Dridex subisce consistenti perdite

Gli sforzi congiunti profusi su scala internazionale nella dura lotta contro la cybercriminalità hanno prodotto un nuovo significativo successo: è stata in effetti smantellata una serie di server C&C correlati al banker Dridex, un trojan particolarmente attivo nel corso di questo anno; la giustizia statunitense, da parte sua, ha mosso varie accuse nei confronti del presunto titolare della botnet in questione, un cittadino moldavo arrestato a Cipro alla fine dello scorso mese di agosto, ora in attesa di estradizione.

La vasta operazione internazionale contro l’ingente frode bancaria è stata condotta congiuntamente dall’FBI, dall’Agenzia nazionale britannica per la lotta contro la criminalità (NCA), dal Centro europeo per la lotta nei confronti del cybercrimine (EC3), dai CERT nazionali dei due paesi, dalla cyberpolizia londinese e dalle forze di polizia di Germania e Moldavia. Alle indagini hanno ugualmente preso parte alcune società operanti nel settore della sicurezza informatica – Dell SecureWorks, Fox-IT, S21sec – ed organizzazioni non profit specializzate in materia, ovvero Abuse.ch, Spamhaus, Shadowserver Foundation.

Il trojan bancario Dridex, talvolta denominato Bugat, Cridex o Feodo, è in primo luogo conosciuto per il suo particolare metodo di diffusione, che implica l’utilizzo di messaggi di spam malevolo e di apposite macro di Microsoft Office.
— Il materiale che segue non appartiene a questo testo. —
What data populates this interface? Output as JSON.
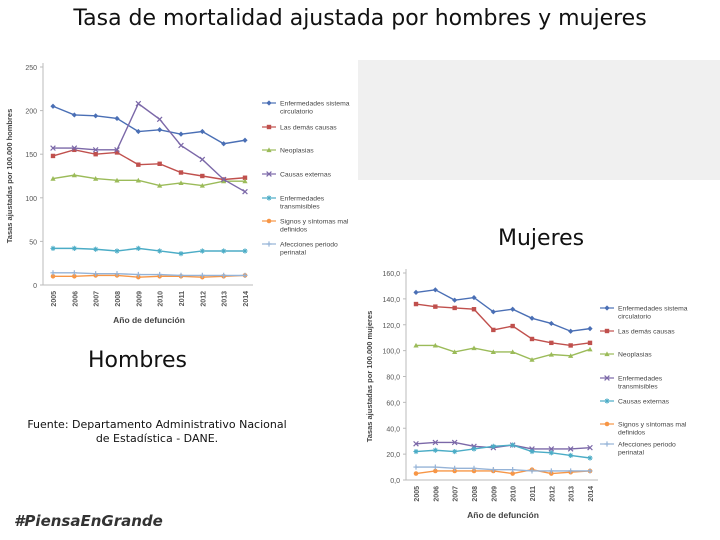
{
  "slide": {
    "title": "Tasa de mortalidad ajustada por hombres y mujeres",
    "label_hombres": "Hombres",
    "label_mujeres": "Mujeres",
    "source": "Fuente: Departamento Administrativo Nacional de Estadística - DANE.",
    "hashtag": "#PiensaEnGrande"
  },
  "chart_data": [
    {
      "type": "line",
      "title": "",
      "xlabel": "Año de defunción",
      "ylabel": "Tasas ajustadas por 100.000 hombres",
      "x": [
        "2005",
        "2006",
        "2007",
        "2008",
        "2009",
        "2010",
        "2011",
        "2012",
        "2013",
        "2014"
      ],
      "ylim": [
        0,
        250
      ],
      "yticks": [
        "0",
        "50",
        "100",
        "150",
        "200",
        "250"
      ],
      "grid": false,
      "legend": "right",
      "series": [
        {
          "name": "Enfermedades sistema circulatorio",
          "color": "#4a6fb5",
          "marker": "diamond",
          "values": [
            205,
            195,
            194,
            191,
            176,
            178,
            173,
            176,
            162,
            166
          ]
        },
        {
          "name": "Las demás causas",
          "color": "#c0504d",
          "marker": "square",
          "values": [
            148,
            155,
            150,
            152,
            138,
            139,
            129,
            125,
            121,
            123
          ]
        },
        {
          "name": "Neoplasias",
          "color": "#9bbb59",
          "marker": "triangle",
          "values": [
            122,
            126,
            122,
            120,
            120,
            114,
            117,
            114,
            119,
            119
          ]
        },
        {
          "name": "Causas externas",
          "color": "#7b68a8",
          "marker": "cross",
          "values": [
            157,
            157,
            155,
            155,
            208,
            190,
            160,
            144,
            121,
            107
          ]
        },
        {
          "name": "Enfermedades transmisibles",
          "color": "#4bacc6",
          "marker": "star",
          "values": [
            42,
            42,
            41,
            39,
            42,
            39,
            36,
            39,
            39,
            39
          ]
        },
        {
          "name": "Signos y síntomas mal definidos",
          "color": "#f79646",
          "marker": "circle",
          "values": [
            10,
            10,
            11,
            11,
            9,
            10,
            10,
            9,
            10,
            11
          ]
        },
        {
          "name": "Afecciones periodo perinatal",
          "color": "#95b3d7",
          "marker": "plus",
          "values": [
            14,
            14,
            13,
            13,
            12,
            12,
            11,
            11,
            11,
            11
          ]
        }
      ]
    },
    {
      "type": "line",
      "title": "",
      "xlabel": "Año de defunción",
      "ylabel": "Tasas ajustadas por 100.000 mujeres",
      "x": [
        "2005",
        "2006",
        "2007",
        "2008",
        "2009",
        "2010",
        "2011",
        "2012",
        "2013",
        "2014"
      ],
      "ylim": [
        0,
        160
      ],
      "yticks": [
        "0,0",
        "20,0",
        "40,0",
        "60,0",
        "80,0",
        "100,0",
        "120,0",
        "140,0",
        "160,0"
      ],
      "grid": false,
      "legend": "right",
      "series": [
        {
          "name": "Enfermedades sistema circulatorio",
          "color": "#4a6fb5",
          "marker": "diamond",
          "values": [
            145,
            147,
            139,
            141,
            130,
            132,
            125,
            121,
            115,
            117
          ]
        },
        {
          "name": "Las demás causas",
          "color": "#c0504d",
          "marker": "square",
          "values": [
            136,
            134,
            133,
            132,
            116,
            119,
            109,
            106,
            104,
            106
          ]
        },
        {
          "name": "Neoplasias",
          "color": "#9bbb59",
          "marker": "triangle",
          "values": [
            104,
            104,
            99,
            102,
            99,
            99,
            93,
            97,
            96,
            101
          ]
        },
        {
          "name": "Enfermedades transmisibles",
          "color": "#7b68a8",
          "marker": "cross",
          "values": [
            28,
            29,
            29,
            26,
            25,
            27,
            24,
            24,
            24,
            25
          ]
        },
        {
          "name": "Causas externas",
          "color": "#4bacc6",
          "marker": "star",
          "values": [
            22,
            23,
            22,
            24,
            26,
            27,
            22,
            21,
            19,
            17
          ]
        },
        {
          "name": "Signos y síntomas mal definidos",
          "color": "#f79646",
          "marker": "circle",
          "values": [
            5,
            7,
            7,
            7,
            7,
            5,
            8,
            5,
            6,
            7
          ]
        },
        {
          "name": "Afecciones periodo perinatal",
          "color": "#95b3d7",
          "marker": "plus",
          "values": [
            10,
            10,
            9,
            9,
            8,
            8,
            7,
            7,
            7,
            7
          ]
        }
      ]
    }
  ]
}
Secondo Trend Micro, l’accesso a tale malware viene operato in base al modello BaaS (Botnet-as-a-Service, botnet come servizio); esistono, attualmente, varie reti-zombie riconducibili a questa specifica tipologia. La loro eliminazione non si rivela affatto facile: gli autori di Dridex, in effetti, si avvalgono di un’architettura р2р, presa in prestito da ZeuS/Gameover; per di più, dopo lo smantellamento di quest’ultimo, i malintenzionati hanno provveduto ad aggiungere un ulteriore livello intermedio alle botnet allestite sulla base del trojan-banker Dridex.

Nel caso specifico, le forze dell’ordine statunitensi e britanniche hanno ottenuto l’autorizzazione, da parte della magistratura, per effettuare operazioni di sinkholing relativamente ai server C&C di Dridex, identificati nel corso delle indagini svolte. Secondo i primi elementi raccolti, l’iniziativa congiunta ha permesso di neutralizzare una parte consistente delle infrastrutture su cui poggia tale malware. Il lavoro di “pulizia” dei computer infettati dal temibile trojan-banker dovrà ad ogni caso essere effettuato dagli stessi utenti sottoposti ad attacco; questi ultimi potranno tuttavia contare sulle indicazioni, sulle raccomandazioni e sui link utili forniti, nella circostanza, dalla NCA e dall’US-CERT.

Nello stato americano della Pennsylvania è stata intrapresa un’azione giudiziaria nei confronti del cittadino moldavo Andrey Ghinkul, accusato di cospirazione criminale, accesso non autorizzato a computer altrui allo scopo di compiere azioni fraudolente, danneggiamento di apparecchiature informatiche, frode tramite utilizzo di connessioni cablate e frode bancaria. Secondo l’atto di accusa, Andrey Ghinkul appartiene ad un gruppo criminale che utilizza software nocivi allo scopo di realizzare il furto delle credenziali che consentono l’accesso ai conti bancari degli utenti-vittima. Il gruppo in questione ha in tal modo potuto trasferire milioni di dollari dagli account bancari intestati alle vittime dell’infezione informatica verso conti appositamente aperti da alcuni intermediari (i cosiddetti “muli del denaro”, o “money mules”), negli Stati Uniti e all’estero (Kiev, Krasnodar, Minsk).

Si stima che i danni finanziari provocati dall’attività del malware Dridex sul territorio degli USA ammontino complessivamente a 10 milioni di dollari americani (FBI), mentre in Gran Bretagna l’analoga cifra risulterebbe pari a circa 20 milioni di lire sterline (NCA). Secondo le osservazioni effettuate da Trend Micro, Dridex si interessa in particolar modo alle banche situate negli Stati Uniti, in Gran Bretagna, Romania e Francia. Il maggior numero di infezioni è stato rilevato negli Stati Uniti (19,83% del totale dei rilevamenti eseguiti nel corso degli ultimi tre mesi), in Gran Bretagna (16,07%), in Giappone e in Francia (rispettivamente 10,54% e 7,70%).